Johnson, during a fireside chat at Georgetown University’s Psaros Center, described his work as speaker as managing a “giant control panel” with dials for his GOP members, one for President Donald Trump and one for Musk.

“Elon has the largest platform in the world, literally,” Johnson said of the X owner and head of Trump’s Department of Government Efficiency. “And if he goes on and says something that’s misunderstood or misinterpreted about something we’re doing, he can blow the whole thing up.”

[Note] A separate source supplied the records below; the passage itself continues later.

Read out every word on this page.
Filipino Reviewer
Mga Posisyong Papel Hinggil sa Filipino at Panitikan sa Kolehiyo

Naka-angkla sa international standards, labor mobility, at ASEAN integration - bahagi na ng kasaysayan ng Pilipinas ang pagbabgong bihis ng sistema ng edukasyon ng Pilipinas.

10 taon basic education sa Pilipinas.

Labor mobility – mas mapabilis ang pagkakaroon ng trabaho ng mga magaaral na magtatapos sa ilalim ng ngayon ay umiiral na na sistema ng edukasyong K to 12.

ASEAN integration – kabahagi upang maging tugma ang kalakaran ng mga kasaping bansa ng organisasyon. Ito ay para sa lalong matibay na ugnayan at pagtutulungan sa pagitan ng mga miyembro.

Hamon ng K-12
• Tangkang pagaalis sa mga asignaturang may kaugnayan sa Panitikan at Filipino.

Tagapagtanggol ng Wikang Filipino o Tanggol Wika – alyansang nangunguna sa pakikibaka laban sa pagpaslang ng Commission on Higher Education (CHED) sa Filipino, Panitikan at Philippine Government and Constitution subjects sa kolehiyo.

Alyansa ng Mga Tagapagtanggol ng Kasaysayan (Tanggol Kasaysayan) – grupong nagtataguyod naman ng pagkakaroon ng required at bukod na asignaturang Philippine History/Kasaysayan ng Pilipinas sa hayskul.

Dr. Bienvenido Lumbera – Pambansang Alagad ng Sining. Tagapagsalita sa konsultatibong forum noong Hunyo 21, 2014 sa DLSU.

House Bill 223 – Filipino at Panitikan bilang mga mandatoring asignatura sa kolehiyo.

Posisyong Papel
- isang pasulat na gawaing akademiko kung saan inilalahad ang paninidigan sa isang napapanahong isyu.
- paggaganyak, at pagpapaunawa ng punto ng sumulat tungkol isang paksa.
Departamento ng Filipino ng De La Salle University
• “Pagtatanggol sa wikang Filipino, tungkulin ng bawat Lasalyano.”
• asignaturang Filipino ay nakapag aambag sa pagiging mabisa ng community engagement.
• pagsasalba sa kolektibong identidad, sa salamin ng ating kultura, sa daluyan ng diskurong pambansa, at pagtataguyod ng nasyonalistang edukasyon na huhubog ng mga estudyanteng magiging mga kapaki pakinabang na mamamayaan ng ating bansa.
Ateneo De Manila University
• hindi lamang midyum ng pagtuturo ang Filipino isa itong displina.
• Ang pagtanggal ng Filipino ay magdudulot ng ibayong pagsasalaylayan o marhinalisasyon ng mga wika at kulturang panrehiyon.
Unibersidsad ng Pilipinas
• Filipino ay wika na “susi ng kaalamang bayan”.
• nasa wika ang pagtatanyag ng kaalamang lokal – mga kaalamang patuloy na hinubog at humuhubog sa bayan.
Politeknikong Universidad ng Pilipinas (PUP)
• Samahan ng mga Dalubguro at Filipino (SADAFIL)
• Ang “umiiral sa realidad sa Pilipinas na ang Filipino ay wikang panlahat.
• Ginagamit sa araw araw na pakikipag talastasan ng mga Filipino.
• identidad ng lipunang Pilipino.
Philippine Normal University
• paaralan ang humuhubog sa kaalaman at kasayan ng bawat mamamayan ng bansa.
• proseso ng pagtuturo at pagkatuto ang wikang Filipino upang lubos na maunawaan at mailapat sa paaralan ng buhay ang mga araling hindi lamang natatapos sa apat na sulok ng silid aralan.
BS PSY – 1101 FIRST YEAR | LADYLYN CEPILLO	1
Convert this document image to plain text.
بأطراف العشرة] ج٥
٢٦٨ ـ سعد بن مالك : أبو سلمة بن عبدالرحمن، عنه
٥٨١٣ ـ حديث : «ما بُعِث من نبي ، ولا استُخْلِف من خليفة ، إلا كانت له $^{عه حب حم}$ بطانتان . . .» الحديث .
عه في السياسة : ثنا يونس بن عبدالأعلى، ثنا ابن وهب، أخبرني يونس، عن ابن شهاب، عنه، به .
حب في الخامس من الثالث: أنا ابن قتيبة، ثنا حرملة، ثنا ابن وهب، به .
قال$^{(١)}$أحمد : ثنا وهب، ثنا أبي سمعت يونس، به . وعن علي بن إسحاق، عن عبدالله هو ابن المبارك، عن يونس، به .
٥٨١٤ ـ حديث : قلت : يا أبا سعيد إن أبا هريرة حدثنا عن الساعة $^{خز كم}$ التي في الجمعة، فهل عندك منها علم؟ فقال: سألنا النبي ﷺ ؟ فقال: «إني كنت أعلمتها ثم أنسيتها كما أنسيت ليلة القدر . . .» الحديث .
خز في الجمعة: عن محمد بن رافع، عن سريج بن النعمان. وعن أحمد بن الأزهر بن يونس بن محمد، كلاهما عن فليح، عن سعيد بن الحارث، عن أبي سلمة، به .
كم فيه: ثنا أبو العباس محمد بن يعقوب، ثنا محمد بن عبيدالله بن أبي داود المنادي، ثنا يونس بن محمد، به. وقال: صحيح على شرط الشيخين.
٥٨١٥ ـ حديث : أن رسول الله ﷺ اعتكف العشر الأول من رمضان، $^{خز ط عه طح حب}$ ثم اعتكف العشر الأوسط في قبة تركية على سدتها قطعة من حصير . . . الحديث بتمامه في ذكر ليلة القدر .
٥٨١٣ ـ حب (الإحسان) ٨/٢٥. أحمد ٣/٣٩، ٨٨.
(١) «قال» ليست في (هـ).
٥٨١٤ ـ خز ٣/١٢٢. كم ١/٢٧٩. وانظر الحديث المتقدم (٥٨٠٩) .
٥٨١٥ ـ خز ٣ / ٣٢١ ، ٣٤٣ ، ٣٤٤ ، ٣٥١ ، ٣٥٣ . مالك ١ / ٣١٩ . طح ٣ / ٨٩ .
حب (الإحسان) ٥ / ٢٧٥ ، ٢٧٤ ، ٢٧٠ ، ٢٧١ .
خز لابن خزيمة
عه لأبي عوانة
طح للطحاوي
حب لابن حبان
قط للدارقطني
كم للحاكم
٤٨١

“So I spend a lot of time working with all these dials and all these folks, and I just run around all day and make sure everybody’s happy,” he added.

Johnson knows the depths of Musk’s influence from personal experience. In December, Musk helped tank a bipartisan government funding bill that the speaker negotiated, triggering chaos on Capitol Hill just before the holidays.

Musk, who is leading efforts to slash the federal bureaucracy under Trump, has stayed out of Johnson’s latest push to pass a stopgap plan to keep the government open through September. Speaking just after the House passed the bill Tuesday, Johnson called it “a feat” that Republicans were able to do so without needing help from Democrats.

With the funding bill heading to the Senate, Johnson said it would be up to “one man alone” — Senate Minority Leader Chuck Schumer — to avert a shutdown Saturday.